Bhaskar Guha, Calcutta
Sir — The AIFF has recently banned the national football club, Mohun Bagan, from the I-League for three years because the latter had refused to play the second-half of the fixture against East Bengal on December 9 following an injury to the defender, Syed Rahim Nabi. This is a matter of serious concern for Indian football. Bagan is considered to be one of the most reputed football clubs of the country and has a massive fan-following. The club has also featured in many movies and has been a home to numerous legendary footballers who have donned national colours. If such a team does not participate in the national league, football will no longer have the same charm and the standards of the game will go down.

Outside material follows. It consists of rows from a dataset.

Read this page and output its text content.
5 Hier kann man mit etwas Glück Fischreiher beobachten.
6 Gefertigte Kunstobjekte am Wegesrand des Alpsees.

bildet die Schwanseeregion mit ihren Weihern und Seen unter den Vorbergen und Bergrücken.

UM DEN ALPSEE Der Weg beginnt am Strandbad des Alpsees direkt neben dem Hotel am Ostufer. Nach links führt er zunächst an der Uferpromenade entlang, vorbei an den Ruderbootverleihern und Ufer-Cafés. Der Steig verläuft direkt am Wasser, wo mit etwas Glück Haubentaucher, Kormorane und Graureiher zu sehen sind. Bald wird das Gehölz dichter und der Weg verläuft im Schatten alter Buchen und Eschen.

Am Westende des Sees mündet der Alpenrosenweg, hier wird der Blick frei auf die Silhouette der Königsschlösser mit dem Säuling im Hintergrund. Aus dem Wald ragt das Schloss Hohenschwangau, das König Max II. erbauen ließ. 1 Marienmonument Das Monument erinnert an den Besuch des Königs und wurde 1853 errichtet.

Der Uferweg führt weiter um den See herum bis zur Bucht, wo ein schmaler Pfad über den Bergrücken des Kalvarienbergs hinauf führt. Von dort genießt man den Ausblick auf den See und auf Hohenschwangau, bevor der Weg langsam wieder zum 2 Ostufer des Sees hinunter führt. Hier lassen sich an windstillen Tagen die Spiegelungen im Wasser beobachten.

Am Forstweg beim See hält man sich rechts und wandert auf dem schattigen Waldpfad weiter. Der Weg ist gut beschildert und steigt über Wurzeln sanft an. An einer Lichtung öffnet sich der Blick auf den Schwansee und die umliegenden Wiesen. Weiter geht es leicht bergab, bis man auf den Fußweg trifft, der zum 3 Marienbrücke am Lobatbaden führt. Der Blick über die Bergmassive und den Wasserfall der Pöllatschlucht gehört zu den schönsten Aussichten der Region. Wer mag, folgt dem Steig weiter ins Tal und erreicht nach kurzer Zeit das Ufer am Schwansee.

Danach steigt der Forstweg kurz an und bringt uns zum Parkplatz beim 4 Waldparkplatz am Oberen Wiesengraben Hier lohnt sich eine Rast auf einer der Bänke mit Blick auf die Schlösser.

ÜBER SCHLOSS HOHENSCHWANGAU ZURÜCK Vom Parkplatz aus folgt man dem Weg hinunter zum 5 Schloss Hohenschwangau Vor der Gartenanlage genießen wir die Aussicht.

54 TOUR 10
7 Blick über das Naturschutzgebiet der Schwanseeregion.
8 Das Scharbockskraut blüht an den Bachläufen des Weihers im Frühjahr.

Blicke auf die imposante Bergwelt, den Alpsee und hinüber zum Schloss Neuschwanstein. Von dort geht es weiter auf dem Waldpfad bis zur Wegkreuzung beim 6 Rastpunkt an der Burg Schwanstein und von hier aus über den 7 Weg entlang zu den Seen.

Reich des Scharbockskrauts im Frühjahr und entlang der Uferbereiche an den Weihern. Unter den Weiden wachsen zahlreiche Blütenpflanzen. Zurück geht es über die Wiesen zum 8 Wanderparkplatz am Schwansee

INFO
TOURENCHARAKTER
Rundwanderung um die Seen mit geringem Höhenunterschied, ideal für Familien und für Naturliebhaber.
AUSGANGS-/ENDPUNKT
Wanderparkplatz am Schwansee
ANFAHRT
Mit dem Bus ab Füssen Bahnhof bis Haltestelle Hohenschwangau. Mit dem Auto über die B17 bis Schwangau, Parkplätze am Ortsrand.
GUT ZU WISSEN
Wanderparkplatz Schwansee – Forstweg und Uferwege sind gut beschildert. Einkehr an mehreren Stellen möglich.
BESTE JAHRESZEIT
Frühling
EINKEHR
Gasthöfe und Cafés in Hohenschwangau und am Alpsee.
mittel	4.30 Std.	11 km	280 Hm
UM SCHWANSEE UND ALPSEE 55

Tushar Kanti Kumar, Calcutta
Sir — It is sad to learn that the AIFF has meted out a harsh punishment to India’s century-old football club. On the day of the match against East Bengal, when Syed Rahim Nabi got injured, I left the stadium immediately anticipating the kind of violence that had occurred when rival fans had clashed during a Mohun Bagan-East Bengal match in 1980. Sixteen football fans had been killed and several injured in a stampede. After Nabi got hurt, the situation on the ground had become tense. The referee, Vishnu Chauhan, should have called off the match immediately. The club should just be let off with a huge fine.
Salil Kumar Kar, Calcutta
Sir — In the article, “A preposterous lack”, (Dec 28), Ashok Mitra has aptly evaluated Uday Shankar’s contribution in discovering the artistic potential of Ravi Shankar. The former had put his “youngest sibling” under the watchful eyes of a “relentless task master,” Alauddin Khan. The young Ravi Shankar got much needed “exposure to the big, wide world” as the juniormost member in his brother’s European entourage. He probably “felt the stirring inside” while watching the performances of his illustrious brother and of other famous artists in the team. The sitarist was indeed fortunate to be introduced to a legendary instrumentalist like Khan, who helped him nurture his talent. It was an interesting article, even though Mitra drifted a bit while describing the ups and downs in Uday Shankar’s life. Mitra has rued the fact that in most obituaries of Ravi Shankar, there is a glaring omission, that of the role played by Uday Shankar, compelling him to term it as “collective amnesia”. However, the article does not mention the sacrifice of Annapurna Devi, Khan’s daughter and Ravi Shankar’s first wife. Despite her talent, she went into oblivion, paving the way for her husband’s rise in the world of music.
Indranil Banerjee, Calcutta
Sir — The winter season seems to be an unending curse for the poor, who suffer because they are homeless. In some states, the governments have started providing shelters. But only few can avail such benefits because not many are aware of it. The government should also provide woollen blankets and spread awareness about the shelters for the homeless.